6 Is a reduction in corporation tax the simplest and quickest way to make the NI economy more competitive, and how long would it be before Northern Ireland realised the benefits?

We believe it is both the simplest and quickest way to begin to re-balance Northern Ireland’s economy. In addition to the other measures outlined above, it will significantly increase Northern Ireland’s attractiveness as a location, not only for future aerospace development programmes but also for the R&D-driven, high value added investment in other sectors which has been an indispensable element in the Republic of Ireland’s development as a formidable performer in the world’s export markets.

7 What are the legal barriers to the introduction of different corporation tax rates on a regional basis within the UK?

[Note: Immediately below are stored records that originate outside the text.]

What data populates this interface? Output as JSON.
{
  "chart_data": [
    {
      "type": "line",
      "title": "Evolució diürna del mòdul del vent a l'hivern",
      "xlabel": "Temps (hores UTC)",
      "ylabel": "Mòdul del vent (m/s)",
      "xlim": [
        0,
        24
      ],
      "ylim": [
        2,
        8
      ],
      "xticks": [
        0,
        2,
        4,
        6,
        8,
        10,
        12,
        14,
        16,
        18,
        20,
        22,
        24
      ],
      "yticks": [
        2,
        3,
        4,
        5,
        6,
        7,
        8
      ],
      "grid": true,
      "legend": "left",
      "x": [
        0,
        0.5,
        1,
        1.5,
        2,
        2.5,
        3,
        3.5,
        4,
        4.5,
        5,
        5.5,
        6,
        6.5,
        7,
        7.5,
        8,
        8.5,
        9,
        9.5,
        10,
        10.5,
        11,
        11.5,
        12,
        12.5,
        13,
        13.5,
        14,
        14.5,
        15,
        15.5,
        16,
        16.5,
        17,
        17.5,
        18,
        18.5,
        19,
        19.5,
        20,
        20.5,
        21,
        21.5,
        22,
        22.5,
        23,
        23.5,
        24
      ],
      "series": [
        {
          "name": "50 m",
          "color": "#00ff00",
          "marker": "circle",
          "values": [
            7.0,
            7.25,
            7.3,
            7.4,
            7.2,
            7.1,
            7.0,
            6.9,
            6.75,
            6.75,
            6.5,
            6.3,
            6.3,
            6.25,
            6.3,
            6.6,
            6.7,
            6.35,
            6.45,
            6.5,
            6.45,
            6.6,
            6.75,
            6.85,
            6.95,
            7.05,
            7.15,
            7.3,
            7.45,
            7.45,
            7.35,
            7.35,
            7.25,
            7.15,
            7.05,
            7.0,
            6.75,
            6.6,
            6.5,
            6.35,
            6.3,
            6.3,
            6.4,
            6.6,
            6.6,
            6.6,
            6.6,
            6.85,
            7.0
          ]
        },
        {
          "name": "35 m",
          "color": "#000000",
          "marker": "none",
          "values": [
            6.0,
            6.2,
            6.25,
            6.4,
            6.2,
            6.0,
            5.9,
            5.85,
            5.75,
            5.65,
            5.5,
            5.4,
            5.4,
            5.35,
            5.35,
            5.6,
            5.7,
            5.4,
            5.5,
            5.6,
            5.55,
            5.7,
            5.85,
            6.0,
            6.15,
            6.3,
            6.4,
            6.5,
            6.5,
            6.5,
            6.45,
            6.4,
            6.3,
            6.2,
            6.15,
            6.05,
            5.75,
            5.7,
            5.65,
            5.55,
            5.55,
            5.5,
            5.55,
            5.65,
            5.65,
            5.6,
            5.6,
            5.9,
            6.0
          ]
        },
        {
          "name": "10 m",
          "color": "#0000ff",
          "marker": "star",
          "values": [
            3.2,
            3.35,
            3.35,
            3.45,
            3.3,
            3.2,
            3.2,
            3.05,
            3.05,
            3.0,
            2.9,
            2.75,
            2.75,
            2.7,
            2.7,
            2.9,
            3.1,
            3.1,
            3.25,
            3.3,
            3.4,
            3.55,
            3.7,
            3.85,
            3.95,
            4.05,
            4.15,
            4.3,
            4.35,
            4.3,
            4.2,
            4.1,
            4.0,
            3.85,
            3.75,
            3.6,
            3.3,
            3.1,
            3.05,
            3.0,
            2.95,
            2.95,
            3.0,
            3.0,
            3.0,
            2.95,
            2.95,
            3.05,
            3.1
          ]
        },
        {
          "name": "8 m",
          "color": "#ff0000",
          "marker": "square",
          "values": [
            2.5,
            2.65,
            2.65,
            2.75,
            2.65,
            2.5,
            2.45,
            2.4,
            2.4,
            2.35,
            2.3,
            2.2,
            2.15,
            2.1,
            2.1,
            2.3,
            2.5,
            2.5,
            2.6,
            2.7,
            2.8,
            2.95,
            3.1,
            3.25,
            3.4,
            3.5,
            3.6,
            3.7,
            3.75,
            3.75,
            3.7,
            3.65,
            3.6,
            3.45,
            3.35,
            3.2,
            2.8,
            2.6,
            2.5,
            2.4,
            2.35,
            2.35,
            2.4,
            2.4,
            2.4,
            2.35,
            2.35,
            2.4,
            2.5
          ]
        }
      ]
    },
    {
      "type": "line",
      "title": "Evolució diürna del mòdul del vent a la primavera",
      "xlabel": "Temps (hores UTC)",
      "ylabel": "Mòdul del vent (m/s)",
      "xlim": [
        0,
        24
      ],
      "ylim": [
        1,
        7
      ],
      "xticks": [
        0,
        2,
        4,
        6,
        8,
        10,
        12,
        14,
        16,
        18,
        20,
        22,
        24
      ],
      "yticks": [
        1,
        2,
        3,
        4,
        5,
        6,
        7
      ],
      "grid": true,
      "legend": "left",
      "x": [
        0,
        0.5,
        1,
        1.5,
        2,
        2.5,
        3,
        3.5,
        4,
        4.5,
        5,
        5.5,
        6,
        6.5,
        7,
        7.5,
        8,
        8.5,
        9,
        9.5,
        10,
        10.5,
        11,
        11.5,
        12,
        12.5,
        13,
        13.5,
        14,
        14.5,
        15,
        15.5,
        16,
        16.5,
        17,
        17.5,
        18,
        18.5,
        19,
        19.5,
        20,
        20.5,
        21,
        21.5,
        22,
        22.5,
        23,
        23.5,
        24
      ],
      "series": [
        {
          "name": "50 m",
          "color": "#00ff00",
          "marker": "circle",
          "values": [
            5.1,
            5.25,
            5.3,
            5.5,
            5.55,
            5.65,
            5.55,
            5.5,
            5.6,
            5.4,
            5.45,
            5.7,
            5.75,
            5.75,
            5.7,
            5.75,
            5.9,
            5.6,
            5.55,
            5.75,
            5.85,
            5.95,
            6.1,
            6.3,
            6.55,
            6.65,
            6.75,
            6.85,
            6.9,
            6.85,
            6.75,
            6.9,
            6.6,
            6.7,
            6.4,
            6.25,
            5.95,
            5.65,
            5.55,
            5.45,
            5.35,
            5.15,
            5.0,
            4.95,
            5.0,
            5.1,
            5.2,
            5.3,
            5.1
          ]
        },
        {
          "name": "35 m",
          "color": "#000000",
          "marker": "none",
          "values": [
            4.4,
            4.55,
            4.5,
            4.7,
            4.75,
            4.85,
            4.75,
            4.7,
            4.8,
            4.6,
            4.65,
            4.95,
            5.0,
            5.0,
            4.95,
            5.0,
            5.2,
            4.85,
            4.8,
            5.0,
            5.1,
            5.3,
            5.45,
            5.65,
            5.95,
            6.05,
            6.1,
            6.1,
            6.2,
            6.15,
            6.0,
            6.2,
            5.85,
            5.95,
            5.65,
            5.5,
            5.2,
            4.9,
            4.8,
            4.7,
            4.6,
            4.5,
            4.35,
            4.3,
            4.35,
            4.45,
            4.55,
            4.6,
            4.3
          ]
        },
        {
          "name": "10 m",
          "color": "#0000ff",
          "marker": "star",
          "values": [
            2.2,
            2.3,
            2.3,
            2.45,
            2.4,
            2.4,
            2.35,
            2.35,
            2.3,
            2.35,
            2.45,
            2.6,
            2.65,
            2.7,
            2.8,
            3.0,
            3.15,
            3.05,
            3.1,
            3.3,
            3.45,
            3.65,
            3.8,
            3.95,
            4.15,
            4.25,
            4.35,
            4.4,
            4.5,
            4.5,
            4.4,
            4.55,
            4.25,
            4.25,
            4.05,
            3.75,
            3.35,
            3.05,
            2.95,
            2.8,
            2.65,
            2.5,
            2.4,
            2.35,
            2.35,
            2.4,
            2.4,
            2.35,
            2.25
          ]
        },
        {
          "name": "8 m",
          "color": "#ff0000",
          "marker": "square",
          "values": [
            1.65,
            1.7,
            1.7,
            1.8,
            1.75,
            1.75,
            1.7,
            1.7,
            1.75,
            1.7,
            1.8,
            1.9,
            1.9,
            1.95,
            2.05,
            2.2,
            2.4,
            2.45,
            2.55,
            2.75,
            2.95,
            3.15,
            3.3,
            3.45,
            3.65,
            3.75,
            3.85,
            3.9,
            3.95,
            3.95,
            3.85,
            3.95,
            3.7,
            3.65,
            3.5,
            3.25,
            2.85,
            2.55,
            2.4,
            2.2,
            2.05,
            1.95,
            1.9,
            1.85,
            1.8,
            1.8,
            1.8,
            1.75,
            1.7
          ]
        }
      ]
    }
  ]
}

Any part of the UK which wished to have a different rate of Corporation tax would have to satisfy the criteria set out in the European Court’s Azores judgement. We understand that it has already been established that Northern Ireland, if given the power to determine its own Corporation tax rate, will be able to meet all the Azores criteria.

8 What would be the effect of reduced tax revenue in Northern Ireland?

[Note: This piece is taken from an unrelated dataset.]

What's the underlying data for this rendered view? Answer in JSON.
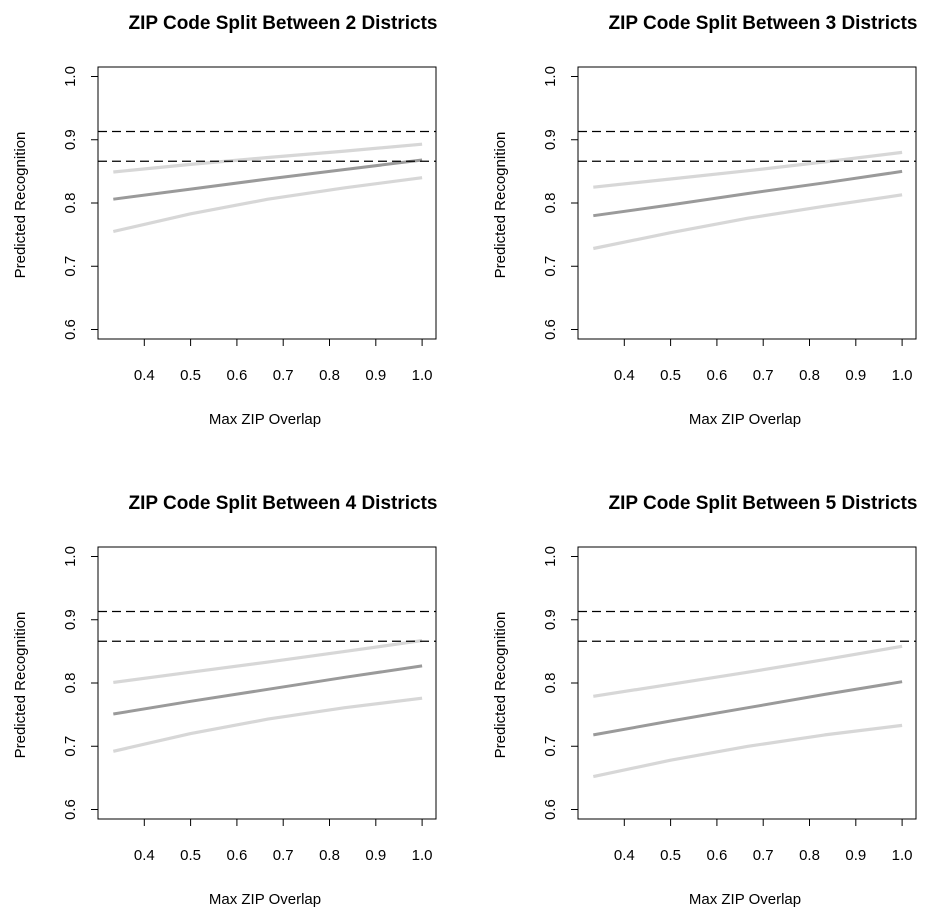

It would be for the Northern Ireland Government to deal with the consequences of the initial reduction in the yield from corporation tax. The need to do so would not arise immediately since time would obviously elapse before the new arrangements were in place. It would then be for the Northern Ireland Government to decide when and how to trigger the tax reduction. This could, for example, be phased in over, say 3 years, to allow for the likelihood that it would take time for new foreign direct investors to be attracted by the prospect of a reduction in the corporation tax rate and to set up in Northern Ireland and begin making profits. If the lower tax rate were phased, the reduction in the amount available for NI public expenditure would likewise be phased. Given the prize of obtaining a powerful new economic weapon, any consequential reordering of public expenditure priorities would be fully in line with the Government’s aim of re-balancing the economy.

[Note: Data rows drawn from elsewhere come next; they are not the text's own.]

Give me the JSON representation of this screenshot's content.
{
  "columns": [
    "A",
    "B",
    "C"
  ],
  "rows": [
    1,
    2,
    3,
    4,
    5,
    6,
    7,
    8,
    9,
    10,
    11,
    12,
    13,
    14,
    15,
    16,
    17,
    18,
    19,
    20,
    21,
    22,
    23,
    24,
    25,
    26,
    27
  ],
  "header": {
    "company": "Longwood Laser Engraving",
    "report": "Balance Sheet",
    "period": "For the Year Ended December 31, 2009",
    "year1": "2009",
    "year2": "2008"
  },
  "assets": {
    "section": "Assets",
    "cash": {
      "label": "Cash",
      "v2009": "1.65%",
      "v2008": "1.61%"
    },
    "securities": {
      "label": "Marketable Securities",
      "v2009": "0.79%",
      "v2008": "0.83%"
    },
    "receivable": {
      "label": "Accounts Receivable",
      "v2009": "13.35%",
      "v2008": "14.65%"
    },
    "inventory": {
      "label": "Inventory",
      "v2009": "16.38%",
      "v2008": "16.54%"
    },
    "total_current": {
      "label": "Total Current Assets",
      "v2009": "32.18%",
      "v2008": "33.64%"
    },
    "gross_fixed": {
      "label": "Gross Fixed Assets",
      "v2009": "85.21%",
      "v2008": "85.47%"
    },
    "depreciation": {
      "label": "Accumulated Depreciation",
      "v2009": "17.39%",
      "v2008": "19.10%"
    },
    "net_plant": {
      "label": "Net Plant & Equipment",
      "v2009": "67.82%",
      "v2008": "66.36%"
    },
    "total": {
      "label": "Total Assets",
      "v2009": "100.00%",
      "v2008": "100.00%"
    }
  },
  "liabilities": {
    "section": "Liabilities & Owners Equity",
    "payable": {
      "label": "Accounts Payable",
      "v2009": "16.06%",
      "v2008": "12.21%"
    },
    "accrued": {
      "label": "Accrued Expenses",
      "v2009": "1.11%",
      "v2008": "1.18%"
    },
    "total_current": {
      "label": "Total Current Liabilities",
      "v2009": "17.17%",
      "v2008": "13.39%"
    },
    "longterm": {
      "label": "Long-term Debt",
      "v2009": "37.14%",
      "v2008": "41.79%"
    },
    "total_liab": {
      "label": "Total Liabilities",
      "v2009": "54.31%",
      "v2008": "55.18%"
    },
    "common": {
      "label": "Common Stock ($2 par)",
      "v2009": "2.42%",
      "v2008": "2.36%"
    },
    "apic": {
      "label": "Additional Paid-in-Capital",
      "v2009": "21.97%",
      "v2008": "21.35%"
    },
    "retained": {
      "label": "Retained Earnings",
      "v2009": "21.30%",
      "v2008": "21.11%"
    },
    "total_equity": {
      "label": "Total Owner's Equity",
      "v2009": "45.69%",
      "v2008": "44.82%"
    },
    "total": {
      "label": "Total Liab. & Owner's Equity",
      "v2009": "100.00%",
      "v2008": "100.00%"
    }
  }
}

9 What evidence is there from other countries that having different corporation tax rates on a regional basis is effective?

There is extensive research literature indicating the effect of corporation tax reductions on the location of green field investment but one has to go no further than the Republic of Ireland to find a practical example. It has consistently achieved a share of foreign direct investment far in excess of what might have been expected on the basis of its factor endowments. Its 12.5% corporation tax regime is accepted by the Government of the Republic as key to that achievement. When the current programme of tax increases and spending cuts to reduce the Republic’s deficit was instituted, the Government made clear that the retention of the 12.5% corporation tax rate was a priority. According to statistics produced by the United Nations Conference on Trade and Development (UNCTAD), of 71 billion dollars of foreign direct investment attracted to the UK and the Republic in 2009, 25 billion dollars went to the Republic – a wholly disproportionate amount by any criteria. It represented 4% of all the foreign direct investment which went to developed countries. Critically important is the way in which the low tax rate has proved capable of attracting very high quality investment.

10 What are the implications for other regions if there were different levels of corporation tax within the UK?

There is no reason why lower taxes could not be deployed in other regions if considered necessary to deliver the required improvement in economic activity levels, provided that the Azores criteria are satisfied.